Marketing plans too often sound alike, even for completely different brands in completely different industries with completely different objectives.
I’ve tried to capture a few common marketing plan slide clichés in this cartoon, but marketing plans can easily swell to hundreds of slides and appendices. They often take the form of what Garr Reynolds once dubbed the “slide-ument” — an awkward union of presentations slides and a document.

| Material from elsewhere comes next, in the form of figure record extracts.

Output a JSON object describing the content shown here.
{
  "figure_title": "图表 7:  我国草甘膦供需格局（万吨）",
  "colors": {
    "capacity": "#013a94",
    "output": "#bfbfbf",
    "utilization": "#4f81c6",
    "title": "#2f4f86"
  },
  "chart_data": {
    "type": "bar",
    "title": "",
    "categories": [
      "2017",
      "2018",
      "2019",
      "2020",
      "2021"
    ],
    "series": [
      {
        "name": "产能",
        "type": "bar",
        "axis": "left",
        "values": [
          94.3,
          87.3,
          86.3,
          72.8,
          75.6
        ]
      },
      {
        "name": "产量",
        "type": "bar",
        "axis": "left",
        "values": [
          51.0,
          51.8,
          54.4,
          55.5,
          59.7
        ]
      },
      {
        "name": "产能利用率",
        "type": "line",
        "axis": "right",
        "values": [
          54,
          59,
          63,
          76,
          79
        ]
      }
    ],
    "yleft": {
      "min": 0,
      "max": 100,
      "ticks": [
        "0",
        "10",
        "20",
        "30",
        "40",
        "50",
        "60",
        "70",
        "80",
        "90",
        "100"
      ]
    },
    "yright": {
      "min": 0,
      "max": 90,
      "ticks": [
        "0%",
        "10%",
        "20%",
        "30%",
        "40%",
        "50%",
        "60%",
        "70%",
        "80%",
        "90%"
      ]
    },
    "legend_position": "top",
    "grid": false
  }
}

The biggest mistake in marketing planning is what Mark Ritson calls the “tactification of marketing” — jumping to the tactics before framing a strategy. Frequently these tactics are the same chased by other brands.
In 2021, Mark wrote one of the best step-by-step primers I’ve seen on how to write a marketing plan. The whole 14-step article is worth keeping as a reference, but I like the overall back-to-basics reminder of following three simple sequential phases:
“First, we diagnose the situation using data. Second, we put together a strategy. Third, we plan the tactics that will deliver the strategy and success in the market. Then, all things being cyclical, it is back to a new diagnosis the following year to see if the strategy worked and start the process again…
“A good marketing plan will follow these three phases in its structure. Diagnosis should lead to a strategic section and finally to tactics and the budget associated with them…
“There is no single ideal marketing planning format. Every young and desperate marketer searches online and in vain for a magical standard template that you fill in the night before the big presentation day. But Google rewards you with 100 dumb-ass versions of different stupid plans. No standard exists….
“But this overall three-part structure of diagnosis feeding strategy, which drives tactical choices, is inarguable if you know what you are doing. Try and stick to it.”
This approach sounds obvious, but it is often overlooked.
Mark’s other observation I liked is this:
“If you cannot organise your marketing plan in such a way that it be communicated in 20 slides and 60 minutes, you are almost certainly too disorganised to execute it down the track.”